Cela suppose d’abord de fonctionner avec des modalités d’évaluation du travail scientifique qui ne cèdent pas à la religion du quantitatif et d’affirmer que la publication d’articles dans des revues « étoilées » par le CNRS ou d’autres institutions ne peut pas être le seul critère de qualité du travail des chercheurs. Cela nécessite de résister aux incitations d’une société « malade de la gestion ». Si l’on peut comprendre que soit mis en question le travail d’un chercheur qui ne publierait jamais d’article ou d’ouvrage, il faut aussi savoir que certains travaux se prêtent plus que d’autres à la publication.
Ajoutons que le temps de maturation doit être laissé entre le début d’un travail de recherche et la possibilité de produire des résultats.

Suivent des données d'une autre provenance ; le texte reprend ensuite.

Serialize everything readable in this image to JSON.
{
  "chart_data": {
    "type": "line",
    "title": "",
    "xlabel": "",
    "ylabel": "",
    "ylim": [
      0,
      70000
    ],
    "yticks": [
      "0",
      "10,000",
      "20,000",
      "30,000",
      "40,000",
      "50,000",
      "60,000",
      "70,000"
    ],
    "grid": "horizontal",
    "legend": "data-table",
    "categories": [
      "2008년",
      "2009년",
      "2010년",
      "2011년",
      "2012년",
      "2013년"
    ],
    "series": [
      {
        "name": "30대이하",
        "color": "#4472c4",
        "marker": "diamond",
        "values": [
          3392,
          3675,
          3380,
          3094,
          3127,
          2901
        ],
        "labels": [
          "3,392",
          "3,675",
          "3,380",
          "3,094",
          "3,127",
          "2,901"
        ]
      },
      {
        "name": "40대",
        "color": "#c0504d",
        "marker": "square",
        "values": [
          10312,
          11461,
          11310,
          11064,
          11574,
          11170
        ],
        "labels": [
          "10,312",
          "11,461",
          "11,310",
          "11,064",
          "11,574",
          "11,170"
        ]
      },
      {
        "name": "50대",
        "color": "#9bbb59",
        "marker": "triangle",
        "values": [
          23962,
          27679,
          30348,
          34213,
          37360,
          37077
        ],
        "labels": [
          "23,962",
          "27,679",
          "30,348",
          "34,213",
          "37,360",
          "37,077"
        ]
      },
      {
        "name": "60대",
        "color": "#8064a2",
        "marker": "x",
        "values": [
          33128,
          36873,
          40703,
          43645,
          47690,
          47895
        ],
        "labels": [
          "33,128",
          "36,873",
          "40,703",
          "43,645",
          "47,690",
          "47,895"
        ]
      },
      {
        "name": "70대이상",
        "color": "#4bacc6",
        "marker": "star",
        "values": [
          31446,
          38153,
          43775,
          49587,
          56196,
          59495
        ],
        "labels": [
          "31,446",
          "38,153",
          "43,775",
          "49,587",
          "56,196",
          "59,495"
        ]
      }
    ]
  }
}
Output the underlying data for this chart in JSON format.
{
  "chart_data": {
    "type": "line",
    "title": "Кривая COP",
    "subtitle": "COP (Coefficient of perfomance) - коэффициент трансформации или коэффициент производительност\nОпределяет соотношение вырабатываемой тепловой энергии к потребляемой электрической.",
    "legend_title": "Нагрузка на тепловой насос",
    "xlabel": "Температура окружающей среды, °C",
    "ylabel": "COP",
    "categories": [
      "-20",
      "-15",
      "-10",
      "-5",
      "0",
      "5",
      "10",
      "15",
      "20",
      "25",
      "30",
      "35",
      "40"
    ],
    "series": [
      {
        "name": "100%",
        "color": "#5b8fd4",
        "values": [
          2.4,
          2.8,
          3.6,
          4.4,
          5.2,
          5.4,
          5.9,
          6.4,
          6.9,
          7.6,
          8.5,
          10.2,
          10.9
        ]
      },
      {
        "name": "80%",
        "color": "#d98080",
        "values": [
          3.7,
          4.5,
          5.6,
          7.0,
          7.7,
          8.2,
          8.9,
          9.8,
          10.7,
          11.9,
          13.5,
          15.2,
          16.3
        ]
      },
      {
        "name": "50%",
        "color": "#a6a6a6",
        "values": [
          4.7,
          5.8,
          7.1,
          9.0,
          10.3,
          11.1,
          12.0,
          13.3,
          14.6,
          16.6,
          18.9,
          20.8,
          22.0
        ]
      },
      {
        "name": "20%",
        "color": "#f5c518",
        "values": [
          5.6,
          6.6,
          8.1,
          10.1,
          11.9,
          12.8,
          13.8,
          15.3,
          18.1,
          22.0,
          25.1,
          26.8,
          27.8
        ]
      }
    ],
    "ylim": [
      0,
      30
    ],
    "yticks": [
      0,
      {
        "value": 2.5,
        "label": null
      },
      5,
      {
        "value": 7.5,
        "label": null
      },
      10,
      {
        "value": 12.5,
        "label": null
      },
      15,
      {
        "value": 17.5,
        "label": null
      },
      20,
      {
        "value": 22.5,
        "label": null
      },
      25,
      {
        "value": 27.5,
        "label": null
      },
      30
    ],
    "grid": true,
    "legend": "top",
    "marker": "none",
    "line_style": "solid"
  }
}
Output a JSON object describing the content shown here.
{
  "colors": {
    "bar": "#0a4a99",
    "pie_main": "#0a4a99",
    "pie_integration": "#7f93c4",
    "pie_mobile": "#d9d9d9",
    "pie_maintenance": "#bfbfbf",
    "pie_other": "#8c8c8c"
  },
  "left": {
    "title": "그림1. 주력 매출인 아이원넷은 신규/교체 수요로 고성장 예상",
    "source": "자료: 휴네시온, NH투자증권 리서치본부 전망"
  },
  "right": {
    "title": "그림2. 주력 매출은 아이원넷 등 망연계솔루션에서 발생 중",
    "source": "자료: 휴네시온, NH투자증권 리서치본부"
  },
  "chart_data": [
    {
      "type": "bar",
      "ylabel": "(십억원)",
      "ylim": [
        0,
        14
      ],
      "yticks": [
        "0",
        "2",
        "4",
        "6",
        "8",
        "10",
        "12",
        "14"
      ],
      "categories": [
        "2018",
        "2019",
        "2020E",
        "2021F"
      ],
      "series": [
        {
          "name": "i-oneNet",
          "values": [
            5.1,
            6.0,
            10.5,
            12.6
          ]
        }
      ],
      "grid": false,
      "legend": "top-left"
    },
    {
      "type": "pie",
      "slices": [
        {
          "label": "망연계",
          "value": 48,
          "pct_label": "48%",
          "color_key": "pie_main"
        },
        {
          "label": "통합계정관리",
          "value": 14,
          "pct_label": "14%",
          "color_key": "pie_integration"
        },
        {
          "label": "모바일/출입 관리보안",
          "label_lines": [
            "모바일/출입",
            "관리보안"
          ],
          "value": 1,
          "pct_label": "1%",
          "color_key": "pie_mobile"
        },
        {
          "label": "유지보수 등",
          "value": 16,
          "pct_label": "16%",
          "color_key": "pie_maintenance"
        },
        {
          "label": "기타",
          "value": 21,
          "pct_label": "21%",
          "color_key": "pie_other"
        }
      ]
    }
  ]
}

Cela nous amène au second problème posé par le « culte de l’urgence » qui tend à limiter le temps de la réflexion, de l’enquête, de la confrontation entre hypothèses à tester et données recueillies, de l’étude, de l’interprétation, de l’analyse, de la confrontation avec d’autres chercheurs au cours de journées de travail, de séminaires et de colloques, étapes absolument indispensables au sérieux des recherches dans les sciences humaines et sociales comme celles pratiquées au sein du LARGOTEC.
Cela reste vrai en dépit des gains de temps que permettent certaines innovations techniques qui, en retour, poussent les individus et les organisations à accélérer sans cesse leurs rythmes de travail et de publication. Il nous faut du temps pour travailler avec rigueur malgré les incitations inverses du contexte actuel de la « société de l’accélération ».